An Alternative Approach to Visualizing Feature Relationships in Large Datasets

Author:Murphy | View: 27285 | Time: 2025-03-23 12:34:26

The easiest way to understand relationships between data features is by visualizing them. In the case of numeric features, this usually means producing a scatterplot.

This is fine if the number of points is small, but for large datasets, the problem of overlapping observations appears. This can be partially mitigated for medium-sized datasets by making the points semi-transparent, but for very large datasets, even this doesn't help.

What to do then? I will show you an alternative approach using the publicly available Spotify dataset from Kaggle.

The dataset contains audio features of 114000 Spotify tracks, such as danceability, tempo, duration, speechiness, … As an example for this post, I will examine the relationship between danceability and all other features.

Let's first import the dataset and tidy it up a bit.

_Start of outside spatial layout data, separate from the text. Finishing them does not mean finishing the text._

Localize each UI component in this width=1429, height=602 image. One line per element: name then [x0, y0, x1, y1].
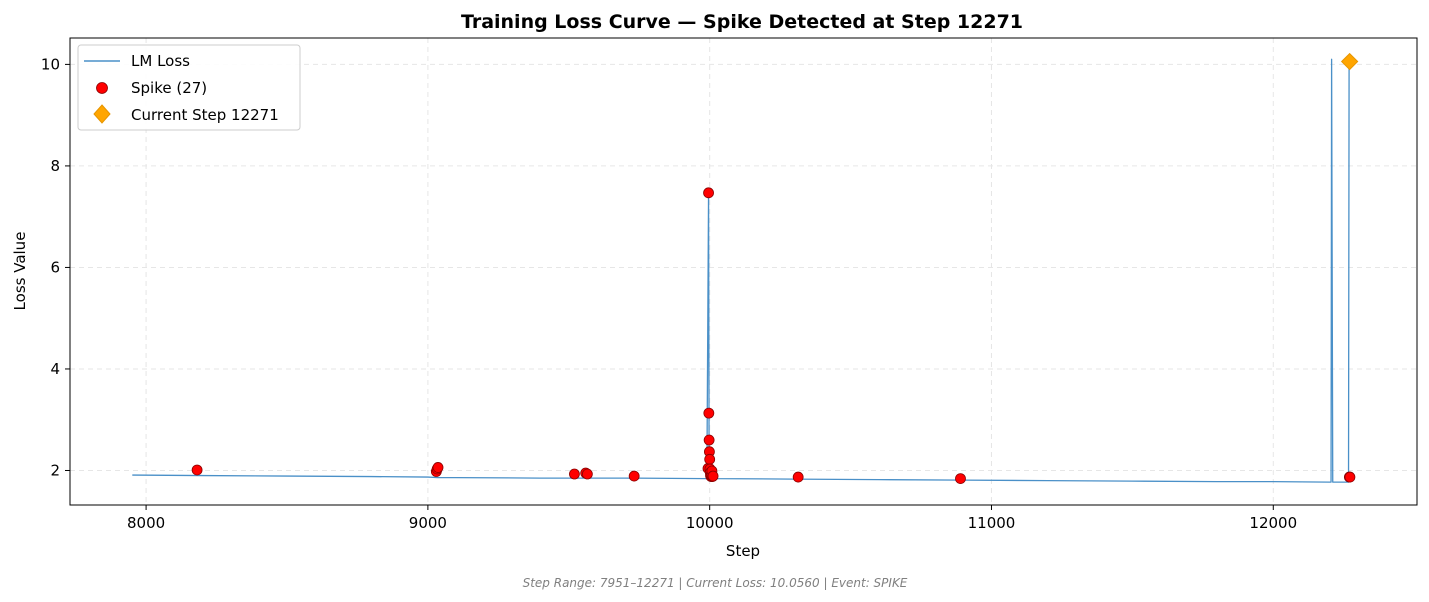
spike-point — [703, 407, 715, 419]
plot-frame — [69, 37, 1418, 506]
spike-point — [628, 470, 640, 482]
spike-point — [1344, 471, 1356, 483]
x-axis-label: Step — [726, 542, 760, 560]
y-tick-label: 8 — [50, 157, 60, 175]
legend: LM Loss Spike (27) Current Step 12271 — [77, 44, 301, 131]
x-tick-label: 11000 — [968, 514, 1016, 532]
x-tick-label: 12000 — [1249, 514, 1297, 532]
footer-info: Step Range: 7951–12271 | Current Loss: 1… — [523, 576, 908, 590]
series-layer — [132, 52, 1359, 485]
spike-point — [955, 473, 966, 485]
legend-label-spike: Spike (27) — [131, 79, 207, 97]
y-tick-label: 10 — [41, 55, 60, 73]
y-tick-label: 2 — [50, 461, 60, 479]
spike-point — [707, 470, 719, 482]
y-axis-label: Loss Value — [11, 232, 29, 311]
x-tick-label: 9000 — [409, 514, 447, 532]
spike-point — [792, 471, 804, 483]
current-step-marker — [1340, 52, 1359, 71]
legend-box — [77, 44, 301, 131]
loss-line — [132, 58, 1351, 483]
y-tick-label: 6 — [50, 258, 60, 276]
legend-current-swatch — [93, 104, 111, 124]
spike-point — [569, 468, 580, 480]
axis-ticks: 8000 9000 10000 11000 12000 2 4 6 8 10 — [41, 55, 1297, 532]
legend-spike-swatch — [96, 82, 108, 94]
spike-point — [191, 464, 203, 476]
y-tick-label: 4 — [50, 360, 60, 378]
spike-point — [703, 187, 714, 199]
spike-point — [704, 453, 716, 465]
legend-label-current: Current Step 12271 — [131, 106, 279, 124]
x-tick-label: 8000 — [127, 514, 165, 532]
spike-point — [581, 468, 593, 480]
legend-label-lm-loss: LM Loss — [131, 52, 190, 70]
spike-point — [703, 434, 715, 446]
chart-title: Training Loss Curve — Spike Detected at … — [461, 11, 1023, 33]
grid-lines — [70, 38, 1417, 505]
x-tick-label: 10000 — [686, 514, 734, 532]
spike-point — [432, 462, 444, 473]
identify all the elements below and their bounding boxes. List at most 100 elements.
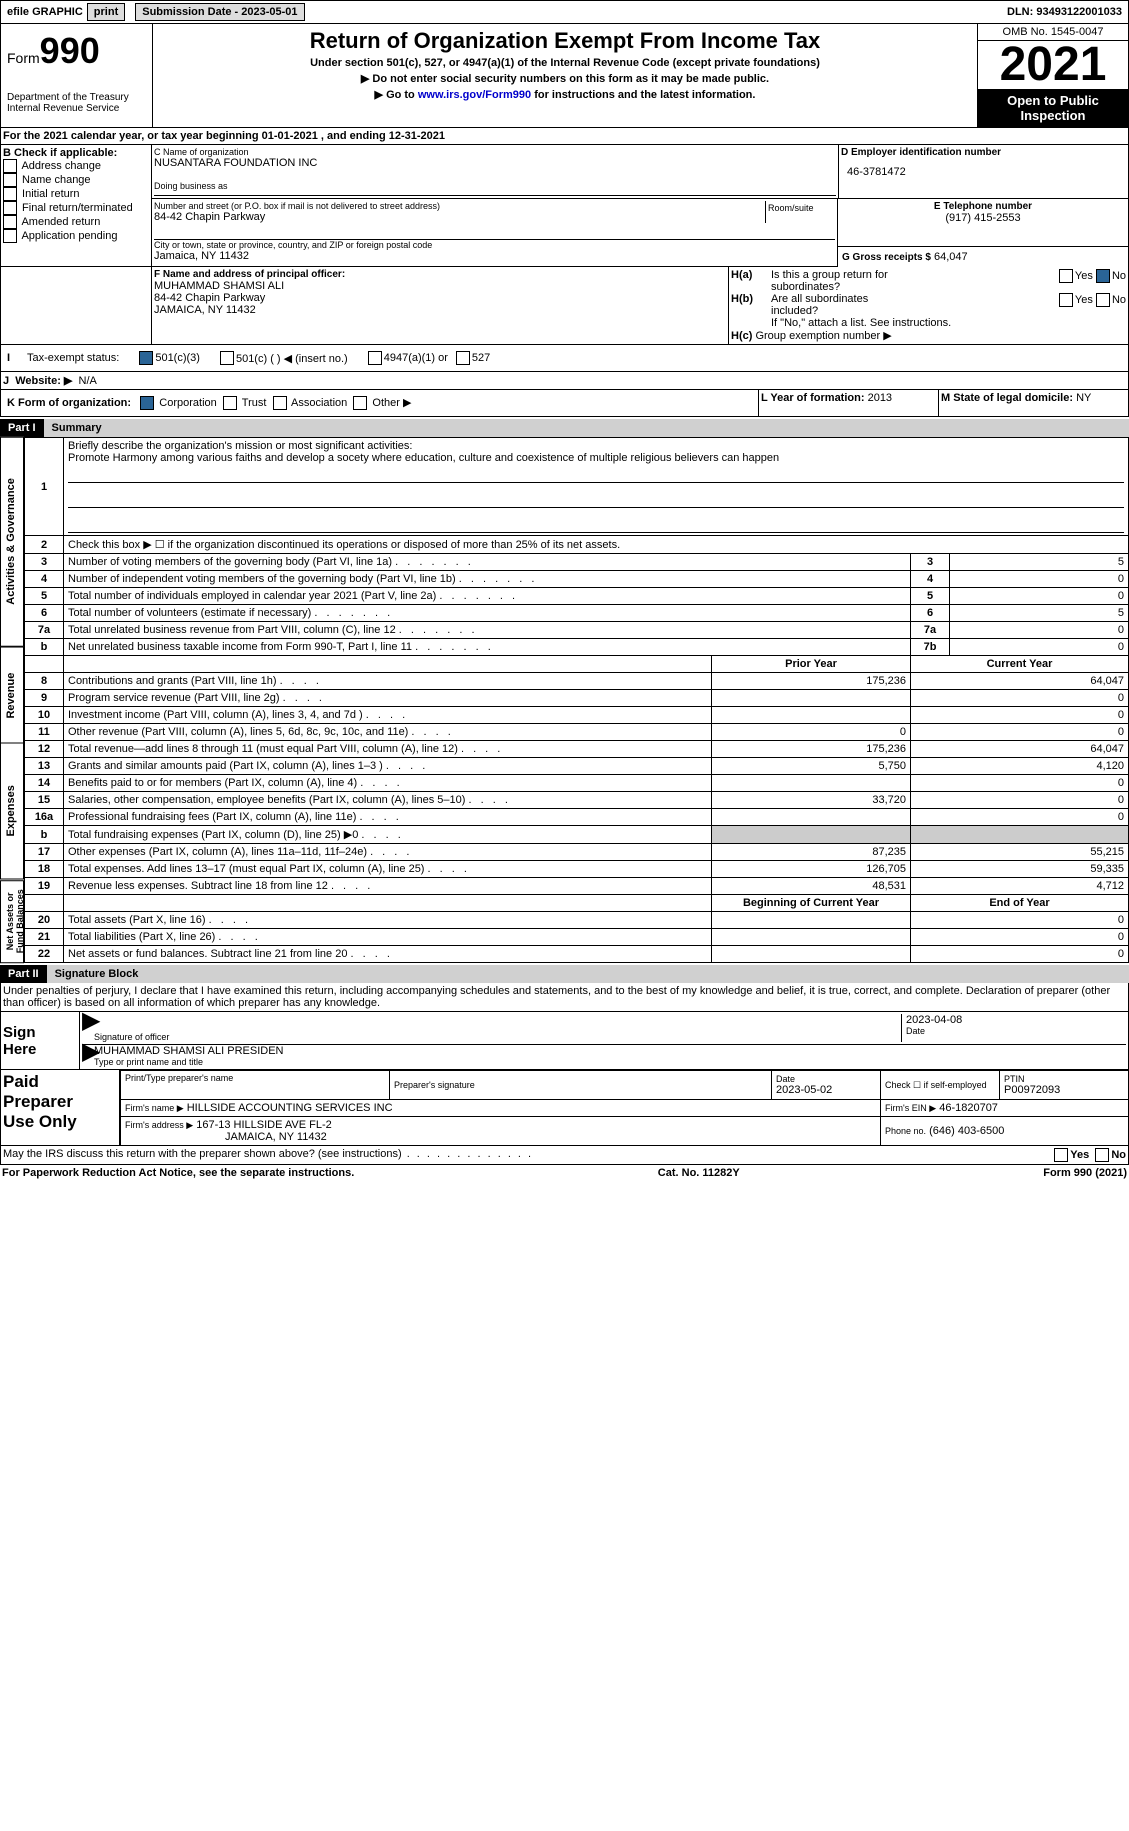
bcdeg-row: B Check if applicable: Address change Na… <box>0 145 1129 267</box>
section-eg: E Telephone number (917) 415-2553 G Gros… <box>838 199 1129 267</box>
section-j: J Website: ▶ N/A <box>0 372 1129 390</box>
summary-section: Activities & Governance Revenue Expenses… <box>0 437 1129 963</box>
vert-netassets: Net Assets or Fund Balances <box>0 880 24 963</box>
section-b: B Check if applicable: Address change Na… <box>0 145 152 267</box>
data-row: 14Benefits paid to or for members (Part … <box>25 775 1129 792</box>
i-527-checkbox[interactable] <box>456 351 470 365</box>
top-bar: efile GRAPHIC print Submission Date - 20… <box>0 0 1129 24</box>
gov-row: 4Number of independent voting members of… <box>25 571 1129 588</box>
k-option-2[interactable]: Association <box>266 397 347 409</box>
section-c: C Name of organization NUSANTARA FOUNDAT… <box>152 145 1129 267</box>
form-box: Form990 Department of the Treasury Inter… <box>1 24 153 127</box>
city-state-zip: Jamaica, NY 11432 <box>154 250 835 262</box>
org-name: NUSANTARA FOUNDATION INC <box>154 157 836 169</box>
summary-table: 1 Briefly describe the organization's mi… <box>24 437 1129 963</box>
form-subtitle-3: ▶ Go to www.irs.gov/Form990 for instruct… <box>157 88 973 101</box>
data-row: 8Contributions and grants (Part VIII, li… <box>25 673 1129 690</box>
telephone: (917) 415-2553 <box>840 212 1126 224</box>
klm-row: K Form of organization: Corporation Trus… <box>0 390 1129 417</box>
section-m: M State of legal domicile: NY <box>939 390 1129 417</box>
b-option-0[interactable]: Address change <box>3 159 149 173</box>
discuss-row: May the IRS discuss this return with the… <box>0 1146 1129 1165</box>
b-option-3[interactable]: Final return/terminated <box>3 201 149 215</box>
form-number: 990 <box>40 30 100 71</box>
k-option-0[interactable]: Corporation <box>134 397 217 409</box>
data-row: 20Total assets (Part X, line 16) . . . .… <box>25 912 1129 929</box>
data-row: bTotal fundraising expenses (Part IX, co… <box>25 826 1129 844</box>
street-address: 84-42 Chapin Parkway <box>154 211 765 223</box>
room-suite: Room/suite <box>765 201 835 223</box>
b-option-5[interactable]: Application pending <box>3 229 149 243</box>
vert-governance: Activities & Governance <box>0 437 24 647</box>
i-501c3-checkbox[interactable] <box>139 351 153 365</box>
gov-row: 6Total number of volunteers (estimate if… <box>25 605 1129 622</box>
i-501c-checkbox[interactable] <box>220 351 234 365</box>
perjury-declaration: Under penalties of perjury, I declare th… <box>0 983 1129 1012</box>
line-a: For the 2021 calendar year, or tax year … <box>0 128 1129 145</box>
gov-row: 5Total number of individuals employed in… <box>25 588 1129 605</box>
mission-text: Promote Harmony among various faiths and… <box>68 452 779 464</box>
officer-name: MUHAMMAD SHAMSI ALI PRESIDEN <box>94 1045 1126 1057</box>
i-4947-checkbox[interactable] <box>368 351 382 365</box>
b-option-4[interactable]: Amended return <box>3 215 149 229</box>
inspection-box: Open to Public Inspection <box>978 89 1128 127</box>
right-box: OMB No. 1545-0047 2021 Open to Public In… <box>977 24 1128 127</box>
firm-phone: (646) 403-6500 <box>929 1125 1004 1137</box>
ha-yes-checkbox[interactable] <box>1059 269 1073 283</box>
form-subtitle-2: ▶ Do not enter social security numbers o… <box>157 72 973 85</box>
discuss-no-checkbox[interactable] <box>1095 1148 1109 1162</box>
section-f: F Name and address of principal officer:… <box>152 267 729 345</box>
firm-address-2: JAMAICA, NY 11432 <box>225 1131 327 1143</box>
paid-preparer-block: Paid Preparer Use Only Print/Type prepar… <box>0 1070 1129 1146</box>
ein-value: 46-3781472 <box>847 166 1126 178</box>
gov-row: 7aTotal unrelated business revenue from … <box>25 622 1129 639</box>
ha-no-checkbox[interactable] <box>1096 269 1110 283</box>
discuss-yes-checkbox[interactable] <box>1054 1148 1068 1162</box>
form-subtitle-1: Under section 501(c), 527, or 4947(a)(1)… <box>157 57 973 69</box>
irs-link[interactable]: www.irs.gov/Form990 <box>418 89 531 101</box>
data-row: 18Total expenses. Add lines 13–17 (must … <box>25 861 1129 878</box>
print-button[interactable]: print <box>87 3 125 21</box>
submission-date: Submission Date - 2023-05-01 <box>135 3 304 21</box>
section-l: L Year of formation: 2013 <box>759 390 939 417</box>
firm-address-1: 167-13 HILLSIDE AVE FL-2 <box>196 1119 332 1131</box>
part-ii-header: Part II Signature Block <box>0 965 1129 983</box>
b-option-2[interactable]: Initial return <box>3 187 149 201</box>
officer-signature-label: Signature of officer <box>94 1032 901 1042</box>
data-row: 11Other revenue (Part VIII, column (A), … <box>25 724 1129 741</box>
dln-label: DLN: 93493122001033 <box>1007 6 1122 18</box>
title-box: Return of Organization Exempt From Incom… <box>153 24 977 127</box>
form-word: Form <box>7 50 40 66</box>
gov-row: 3Number of voting members of the governi… <box>25 554 1129 571</box>
data-row: 16aProfessional fundraising fees (Part I… <box>25 809 1129 826</box>
sign-date: 2023-04-08 <box>906 1014 1126 1026</box>
k-option-1[interactable]: Trust <box>217 397 267 409</box>
sign-here-block: Sign Here ▶ Signature of officer 2023-04… <box>0 1012 1129 1070</box>
section-i: ITax-exempt status: 501(c)(3) 501(c) ( )… <box>0 345 1129 372</box>
vert-revenue: Revenue <box>0 647 24 744</box>
fh-row: F Name and address of principal officer:… <box>0 267 1129 345</box>
form-title: Return of Organization Exempt From Incom… <box>157 28 973 54</box>
dba-label: Doing business as <box>154 181 836 196</box>
efile-label: efile GRAPHIC <box>7 6 83 18</box>
data-row: 10Investment income (Part VIII, column (… <box>25 707 1129 724</box>
data-row: 19Revenue less expenses. Subtract line 1… <box>25 878 1129 895</box>
hb-yes-checkbox[interactable] <box>1059 293 1073 307</box>
data-row: 13Grants and similar amounts paid (Part … <box>25 758 1129 775</box>
vert-expenses: Expenses <box>0 743 24 880</box>
part-i-header: Part I Summary <box>0 419 1129 437</box>
self-employed-check[interactable]: Check ☐ if self-employed <box>881 1071 1000 1100</box>
data-row: 12Total revenue—add lines 8 through 11 (… <box>25 741 1129 758</box>
data-row: 9Program service revenue (Part VIII, lin… <box>25 690 1129 707</box>
section-h: H(a) Is this a group return forsubordina… <box>729 267 1129 345</box>
k-option-3[interactable]: Other ▶ <box>347 397 411 409</box>
section-d: D Employer identification number 46-3781… <box>839 145 1129 199</box>
data-row: 22Net assets or fund balances. Subtract … <box>25 946 1129 963</box>
b-option-1[interactable]: Name change <box>3 173 149 187</box>
form-header: Form990 Department of the Treasury Inter… <box>0 24 1129 128</box>
firm-ein: 46-1820707 <box>939 1102 998 1114</box>
tax-year: 2021 <box>978 41 1128 89</box>
data-row: 21Total liabilities (Part X, line 26) . … <box>25 929 1129 946</box>
firm-name: HILLSIDE ACCOUNTING SERVICES INC <box>187 1102 393 1114</box>
hb-no-checkbox[interactable] <box>1096 293 1110 307</box>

#load the required packages
library(dplyr)
library(tidyr)
library(ggplot2)
library(ggthemes)
library(readr)
library(stringr)

#load and tidy the data
spotify <- readr::read_csv('spotify_songs.csv') %>% 
  select(-1) %>%
  mutate(duration_min = duration_ms/60000, 
         track_genre = as.factor(track_genre)) %>%
  mutate(across(c(2:4, 20), toupper)) %>%
  relocate(duration_min, .before = duration_ms) %>%
  select(-duration_ms)

❔The issue

As I mentioned previously, the simplest way to visualize two-variable relationships is by drawing scatterplots with each point representing a single song. The first four columns contain track id information, so I left them out. I also renamed the features so that the first letter is uppercase and then reshape the data to prepare it for plotting.

spotify %>%
  select(5:19) %>%
  mutate(across(everything(), as.numeric)) %>%
  rename_with(str_to_title) %>% #capitalize first letters of feature names
  rename("Duration (min)" = Duration_min,
         "Loudness (dB)" = Loudness,
         "Time Signature" = Time_signature) %>%
  pivot_longer(-Danceability, names_to = "parameter", values_to = "value") %>%
  ggplot(aes(value, Danceability)) +
  geom_point(col = "#00BFC4", alpha = 0.5) + #reduce point opacity with the alpha argument
  facet_wrap(~ parameter, scales = "free_x") +
  labs(x = "", y = "Danceability") +
  theme_few() +
  theme(text = element_text(size = 20))

Even though a decreased point opacity was used (alpha = 0.5 as opposed to the default value of 1), the overlap is still too high. Although we can detect some general trends, the charts aren't that informative since there are too many overlapping points.

We can try pushing this further by reducing the opacity to alpha = 0.05.

This improved things, and some might advocate that the chart is informative enough now. However, I disagree as I still have to focus too much to extract the trend and value distribution information.